Ashton then rejected Baez's allegations that the scene where Caylee's remains were found on Dec. 11, 2008, was staged.
"This scene was staged by mother nature, and no one else," Ashton said.
Ashton cited the leaf litter and vine growth all over the area, including vines that had grown into bone.
Ashton defended meter reader Roy Kronk, who found Caylee's remains. Baez attacked Kronk because he had reported finding a possible skull in August 2008 in the same location that he found Caylee's remains in December. Kronk said he was blown off by the deputy sent out to investigate, and didn't bother reporting it again until he was in the area again.
Baez accused Kronk of taking Caylee's body home, and staging it later in the woods to obtain reward money. Ashton said Kronk simply enjoys a good story, but it does not make him a "morally bankrupt" man, as Baez had said.
Ashton then went on to outline the charges against Casey Anthony.
Ashton said the prosecution has proven that Casey Anthony is guilty of first-degree murder. He said the criteria for that is that Caylee is dead, as a result of a criminal act by Casey Anthony and that the act was premeditated.
Following the state's rebuttal argument, the jury is expected to receive its instructions and begin deliberating to determine Casey Anthony's guilt on seven individual charges.
Only 12 of the 17 jurors brought in from Pinellas County will participate in deliberations. Five of the jurors are not yet aware that they are alternates.

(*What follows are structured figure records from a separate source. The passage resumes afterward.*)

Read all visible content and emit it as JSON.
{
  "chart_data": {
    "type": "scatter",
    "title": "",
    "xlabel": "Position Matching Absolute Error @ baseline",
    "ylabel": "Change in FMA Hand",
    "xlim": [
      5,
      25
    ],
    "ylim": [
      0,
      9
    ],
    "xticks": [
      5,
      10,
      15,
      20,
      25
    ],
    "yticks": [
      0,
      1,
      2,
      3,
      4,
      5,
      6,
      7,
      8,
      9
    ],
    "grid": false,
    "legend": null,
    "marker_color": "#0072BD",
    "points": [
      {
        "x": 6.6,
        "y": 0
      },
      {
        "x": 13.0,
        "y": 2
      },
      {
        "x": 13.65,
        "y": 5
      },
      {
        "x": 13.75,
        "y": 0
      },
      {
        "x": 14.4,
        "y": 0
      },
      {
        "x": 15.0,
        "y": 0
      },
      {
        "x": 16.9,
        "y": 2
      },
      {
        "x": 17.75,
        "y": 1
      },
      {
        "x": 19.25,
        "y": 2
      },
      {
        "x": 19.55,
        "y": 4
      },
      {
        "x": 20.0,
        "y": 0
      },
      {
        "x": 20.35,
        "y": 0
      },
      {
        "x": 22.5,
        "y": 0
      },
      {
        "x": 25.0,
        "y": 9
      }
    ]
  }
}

Casey Anthony, 25, is charged with first-degree murder in the death of her daughter, Caylee. If convicted, she could face the death penalty.
Anthony also is charged with aggravated child abuse, aggravated manslaughter of a child and four counts of providing false information to law enforcement. The child abuse and manslaughter charges each carry a 30-year prison term if she's convicted.